Eduardo de la Barra

Personal information
- Full name: Eduardo Federico de la Barra Tobar
- Date of birth: 9 November 1959
- Place of birth: Chile
- Date of death: 23 January 2025 (aged 65)
- Position: Defender

Senior career*
- Years: Team / Apps / (Gls)
- 0000–1972: Ñublense
- 1973–1975: Green Cross-Temuco / 47 / (5)
- 1976: Avaí
- 1977–1980: Deportes Concepción / 102 / (9)
- 1981–1982: Naval / 59 / (2)
- 1983: Fernández Vial / 8 / (0)
- 1984–1985: Deportes Concepción / 40 / (0)

Managerial career
- 1987: Deportes Concepción
- 1988: Deportes Concepción
- 1989: Naval
- 1990: Naval (assistant)
- 1990: Naval (caretaker)
- 1991: Los Naúticos
- 1991: Deportes Concepción
- 1992: Everton
- 1993: Deportes Talcahuano
- 1994: Ñublense
- 1995: Everton
- 1996–2009: Universidad de Concepción (youth)
- 2010: Fernández Vial
- 2010–2017: Universidad de Concepción (youth)
- 2017–2021: Universidad de Concepción (women) (es)

= Eduardo de la Barra (footballer) =

Chilean footballer and manager (1959–2025)

Eduardo Federico de la Barra Tobar (9 November 1959 – 23 January 2025) was a Chilean football player and manager who played as a defender for clubs in Chile and Brazil.

==Playing career==
A defender, de la Barra played for clubs from the South zone in his country of birth.

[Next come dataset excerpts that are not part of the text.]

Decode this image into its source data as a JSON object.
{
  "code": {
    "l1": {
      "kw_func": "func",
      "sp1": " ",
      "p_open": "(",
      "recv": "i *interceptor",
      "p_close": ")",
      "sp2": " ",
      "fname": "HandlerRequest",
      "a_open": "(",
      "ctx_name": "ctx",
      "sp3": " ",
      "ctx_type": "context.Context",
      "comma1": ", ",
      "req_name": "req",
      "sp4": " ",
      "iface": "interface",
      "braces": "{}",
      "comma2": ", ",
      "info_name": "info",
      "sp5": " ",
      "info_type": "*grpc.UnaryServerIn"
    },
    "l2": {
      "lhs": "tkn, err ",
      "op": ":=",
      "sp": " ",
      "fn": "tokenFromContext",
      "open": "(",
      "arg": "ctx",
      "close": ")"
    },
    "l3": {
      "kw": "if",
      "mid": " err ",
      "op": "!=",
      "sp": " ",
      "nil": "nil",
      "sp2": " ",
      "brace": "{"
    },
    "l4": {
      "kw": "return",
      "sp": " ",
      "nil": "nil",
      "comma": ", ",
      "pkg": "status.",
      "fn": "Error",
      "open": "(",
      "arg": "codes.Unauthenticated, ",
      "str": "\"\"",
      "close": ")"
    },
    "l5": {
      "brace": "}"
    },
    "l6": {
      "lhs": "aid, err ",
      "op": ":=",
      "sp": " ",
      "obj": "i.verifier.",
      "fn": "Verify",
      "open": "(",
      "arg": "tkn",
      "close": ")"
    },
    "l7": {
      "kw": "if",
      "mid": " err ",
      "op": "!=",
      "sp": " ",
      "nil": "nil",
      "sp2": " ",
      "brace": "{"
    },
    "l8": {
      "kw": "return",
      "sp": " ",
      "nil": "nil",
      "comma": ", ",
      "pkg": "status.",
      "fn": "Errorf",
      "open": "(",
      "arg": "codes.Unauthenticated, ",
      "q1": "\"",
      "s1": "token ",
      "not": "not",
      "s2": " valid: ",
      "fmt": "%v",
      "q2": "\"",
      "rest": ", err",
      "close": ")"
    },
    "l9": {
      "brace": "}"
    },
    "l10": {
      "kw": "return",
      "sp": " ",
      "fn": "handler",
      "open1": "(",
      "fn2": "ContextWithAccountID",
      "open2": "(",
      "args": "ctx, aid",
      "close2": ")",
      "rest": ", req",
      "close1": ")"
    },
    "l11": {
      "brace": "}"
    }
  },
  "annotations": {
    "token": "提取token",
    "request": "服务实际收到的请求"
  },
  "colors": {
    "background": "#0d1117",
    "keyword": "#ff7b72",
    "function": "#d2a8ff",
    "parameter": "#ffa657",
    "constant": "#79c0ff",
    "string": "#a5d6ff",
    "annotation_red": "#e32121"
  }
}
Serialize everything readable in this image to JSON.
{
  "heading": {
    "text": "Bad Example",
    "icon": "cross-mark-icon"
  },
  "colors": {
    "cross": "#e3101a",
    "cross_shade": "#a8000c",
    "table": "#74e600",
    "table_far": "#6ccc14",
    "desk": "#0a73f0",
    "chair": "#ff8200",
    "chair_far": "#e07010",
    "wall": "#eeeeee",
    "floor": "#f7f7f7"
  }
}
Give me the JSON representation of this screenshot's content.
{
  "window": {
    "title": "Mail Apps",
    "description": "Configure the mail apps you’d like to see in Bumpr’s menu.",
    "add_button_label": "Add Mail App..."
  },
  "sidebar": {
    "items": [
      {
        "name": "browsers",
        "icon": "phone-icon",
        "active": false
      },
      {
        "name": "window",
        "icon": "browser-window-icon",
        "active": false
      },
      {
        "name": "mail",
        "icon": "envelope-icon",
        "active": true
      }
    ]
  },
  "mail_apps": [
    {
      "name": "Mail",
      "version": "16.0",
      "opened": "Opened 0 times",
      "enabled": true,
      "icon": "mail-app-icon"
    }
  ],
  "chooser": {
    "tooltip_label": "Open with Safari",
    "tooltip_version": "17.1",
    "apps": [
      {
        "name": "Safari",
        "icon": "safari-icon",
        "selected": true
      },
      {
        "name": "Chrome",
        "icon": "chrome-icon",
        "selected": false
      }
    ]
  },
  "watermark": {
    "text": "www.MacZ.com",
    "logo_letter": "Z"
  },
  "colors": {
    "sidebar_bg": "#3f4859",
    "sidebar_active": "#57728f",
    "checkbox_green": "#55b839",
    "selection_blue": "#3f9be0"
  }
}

He made his debut with Ñublense in the Chilean second level. He played at the Chilean top division for Green Cross-Temuco (1973–75), Deportes Concepción (1977–1980, 1985), Naval (1981–82) and Fernández Vial (1983).

Abroad, he played for Brazilian Série A side Avaí in 1976.

A historical player of Deportes Concepción, he also played for them in the 1984 Segunda División, earning the promotion to the top division after becoming the runner-up.

==Coaching career==
As a football coach, he has stated that his favourite formation is 4–4–2.

As a head coach, de la Barra had mainly led clubs from the South zone of Chile. In the top division, he coached Deportes Concepción three times, Naval, also being the assistant of Luis Ibarra in the first half of 1990, and Everton de Viña del Mar twice.

In the second level, he coached Ñublense in 1994.

In the Tercera A, he coached Fernández Vial in 2010.

At youth level, he worked in the Universidad de Concepción youth ranks from 1996 to 2017 and subsequently he became coach of the women's team from 2017 to 2021.

==Personal life and death==
De la Barra was born on 9 November 1959. He was diagnosed with kidney cancer in 2023, and died from the disease on 23 January 2025, at the age of 65.